Sie legte sich ihm auf die Schulter, die Hand eines Großen, und Nikolas fühlte das Zögern in ihr, als fürchtete der Große, er könnte sich anstecken. So waren die Großen manchmal. Sie hielten ihn für krank, und etwas in ihnen, ein tief verwurzelter Instinkt, glaubte an die Möglichkeit einer Infektion.

"Nikolas?"

Er öffnete die Augen.

Die Hand wich von seiner Schulter.

"Er sieht mich an", stellte der neben dem Bett stehende Mann fest. "Sie haben doch gesagt ..."

"Es liegt eine Beeinträchtigung beim Empfangen und Senden nicht sprachlicher Signale vor", erwiderte jemand, die Stimme einer Frau. "Aber es ist kein klassisches Asperger-Syndrom. Wir wissen noch nicht genau, wie wir ihn klassifizieren sollen."

"Empfangen und Senden", wiederholte der Mann. "Das klingt nach einem Apparat. Du bist kein Apparat, oder?"

Nikolas starrte stumm. Er wusste nicht, was er von diesem Mann halten sollte. Sein Gesicht war weich und freundlich, aber die grauen Augen passten nicht dazu; ihr Blick war so scharf wie die Klingen von Messern.

"Geht er zur Schule?", fragte der Mann.

"Er ist älter, als er aussieht", sagte die Frau. "Im Januar ist er acht geworden. Er besucht eine Sonderschule." Sie trug einen weißen Kittel. Eine Krankenschwester oder Ärztin, dachte Nikolas. Offenbar hatte man ihn in ein Krankenhaus gebracht. Wieso befand er sich in einem Krankenhaus, wenn er unverletzt war, wie der Große in der Nacht gesagt hatte? Arme und Beine taten nicht mehr weh, und auch der Bauch fühlte sich normal an. Nur hinter seiner Stirn klopfte ein kleiner Hammer auf einen geistigen Amboss. Das Bild gefiel ihm. Er stellte sich einen kleinen Mann vor, gerade groß genug, um in seinen Kopf zu passen. Er stellte sich vor, wie der kleine Mann mit seinem kleinen Hammer ausholte und ihn auf einen Amboss schlug, der aus Gedanken bestand.

Nikolas lächelte.

"Er lächelt", sagte der Mann. "Warum lächelt er?"

"Vielleicht gefallen Sie ihm."

Nikolas hörte in der Stimme etwas, das den Worten widersprach. Die Krankenschwester oder Ärztin scherzte. Er hatte gelernt, so etwas zu erkennen.

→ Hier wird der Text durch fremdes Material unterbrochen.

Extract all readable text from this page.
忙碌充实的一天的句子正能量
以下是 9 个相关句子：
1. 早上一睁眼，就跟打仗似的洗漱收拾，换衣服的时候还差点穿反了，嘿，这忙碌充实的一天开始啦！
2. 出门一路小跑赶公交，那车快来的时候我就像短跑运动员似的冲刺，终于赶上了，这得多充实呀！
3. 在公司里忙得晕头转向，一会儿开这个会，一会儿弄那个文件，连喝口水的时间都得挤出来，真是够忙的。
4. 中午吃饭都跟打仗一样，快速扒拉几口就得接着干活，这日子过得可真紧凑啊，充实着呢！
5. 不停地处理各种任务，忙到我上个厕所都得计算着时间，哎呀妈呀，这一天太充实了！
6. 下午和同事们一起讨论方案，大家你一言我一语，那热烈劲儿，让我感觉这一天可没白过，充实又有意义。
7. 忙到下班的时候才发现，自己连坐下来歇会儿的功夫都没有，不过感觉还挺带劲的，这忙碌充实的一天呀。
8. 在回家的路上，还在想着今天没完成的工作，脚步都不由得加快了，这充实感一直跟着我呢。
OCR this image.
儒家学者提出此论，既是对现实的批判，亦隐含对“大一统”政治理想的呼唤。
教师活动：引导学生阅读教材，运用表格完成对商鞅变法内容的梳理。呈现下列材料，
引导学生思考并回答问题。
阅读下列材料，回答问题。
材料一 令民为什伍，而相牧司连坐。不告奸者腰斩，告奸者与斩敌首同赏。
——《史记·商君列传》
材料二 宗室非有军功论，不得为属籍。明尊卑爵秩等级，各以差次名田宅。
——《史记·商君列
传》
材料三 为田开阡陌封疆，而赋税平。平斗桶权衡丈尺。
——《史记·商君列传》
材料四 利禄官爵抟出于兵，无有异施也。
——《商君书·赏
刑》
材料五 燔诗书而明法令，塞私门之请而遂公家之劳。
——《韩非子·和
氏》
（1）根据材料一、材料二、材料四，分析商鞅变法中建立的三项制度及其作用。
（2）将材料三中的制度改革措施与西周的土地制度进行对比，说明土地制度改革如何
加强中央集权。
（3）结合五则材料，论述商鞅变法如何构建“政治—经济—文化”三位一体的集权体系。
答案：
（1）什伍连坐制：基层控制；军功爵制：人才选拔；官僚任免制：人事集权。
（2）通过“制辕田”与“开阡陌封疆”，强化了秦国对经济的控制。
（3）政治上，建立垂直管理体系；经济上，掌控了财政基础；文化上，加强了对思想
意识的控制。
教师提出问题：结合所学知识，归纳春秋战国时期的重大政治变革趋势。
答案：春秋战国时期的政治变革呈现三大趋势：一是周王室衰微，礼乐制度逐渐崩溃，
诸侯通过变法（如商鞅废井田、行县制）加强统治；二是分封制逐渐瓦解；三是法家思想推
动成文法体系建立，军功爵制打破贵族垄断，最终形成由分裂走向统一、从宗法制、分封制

Der Mann brummte. "Kann er mich verstehen? Ich meine ..."

Die Frau seufzte. "Ich weiß, was Sie meinen. Ja, er kann Sie verstehen."

"Die Angehörigen sind verständigt?"

"Ich habe vor zehn Minuten mit ihnen telefoniert. Sie sind unterwegs."

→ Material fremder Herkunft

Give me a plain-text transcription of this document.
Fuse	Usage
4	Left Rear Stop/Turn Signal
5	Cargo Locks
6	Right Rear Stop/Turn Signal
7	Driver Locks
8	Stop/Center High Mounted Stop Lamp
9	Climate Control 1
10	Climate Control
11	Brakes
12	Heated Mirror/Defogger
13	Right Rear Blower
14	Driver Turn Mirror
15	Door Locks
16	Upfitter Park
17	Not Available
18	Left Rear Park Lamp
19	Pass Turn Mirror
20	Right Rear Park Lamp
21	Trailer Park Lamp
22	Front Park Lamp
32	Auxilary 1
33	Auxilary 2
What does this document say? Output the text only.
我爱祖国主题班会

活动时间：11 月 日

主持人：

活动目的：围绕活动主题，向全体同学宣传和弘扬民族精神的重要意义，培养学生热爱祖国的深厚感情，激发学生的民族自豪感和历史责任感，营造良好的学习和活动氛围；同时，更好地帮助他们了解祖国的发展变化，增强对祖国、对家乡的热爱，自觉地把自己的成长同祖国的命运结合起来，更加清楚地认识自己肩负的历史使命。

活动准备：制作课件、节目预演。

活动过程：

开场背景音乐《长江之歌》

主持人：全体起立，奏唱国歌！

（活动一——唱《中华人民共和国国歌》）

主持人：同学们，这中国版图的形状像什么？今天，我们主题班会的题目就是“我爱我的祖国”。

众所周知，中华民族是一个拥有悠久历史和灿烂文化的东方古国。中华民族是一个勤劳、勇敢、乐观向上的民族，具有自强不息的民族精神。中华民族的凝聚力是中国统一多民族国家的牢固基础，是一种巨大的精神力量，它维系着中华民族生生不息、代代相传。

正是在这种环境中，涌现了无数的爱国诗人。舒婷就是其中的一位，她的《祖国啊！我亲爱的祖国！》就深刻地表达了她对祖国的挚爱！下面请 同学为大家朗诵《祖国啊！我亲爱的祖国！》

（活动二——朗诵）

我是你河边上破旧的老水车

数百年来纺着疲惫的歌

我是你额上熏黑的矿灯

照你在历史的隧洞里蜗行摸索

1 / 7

"Der Bruder des Opfers und seine Frau", sagte der Mann.

"Nicks Onkel und Tante, ja."

"Nick", sagte der Mann. "Das ist sein Spitzname?"

"So nennen ihn seine Freunde."

Ein Name fiel Nikolas ein. Anna Gentile. Doktor Anna. Natürlich. Namen bereiteten ihm manchmal Probleme, aber diesen Namen hätte er sofort mit der Stimme in Verbindung bringen müssen. Anna, deren italienischer Nachname "Freundlich" bedeutete. Sie kannten sich seit den ersten Arztbesuchen vor langer, langer Zeit.

"Wann sind Onkel und Tante hier?", fragte der Mann mit den Messern in den Augen.

"In einer halben Stunde."

"Das sollte genügen", sagte der Mann. "Lassen Sie mich mit dem Jungen allein."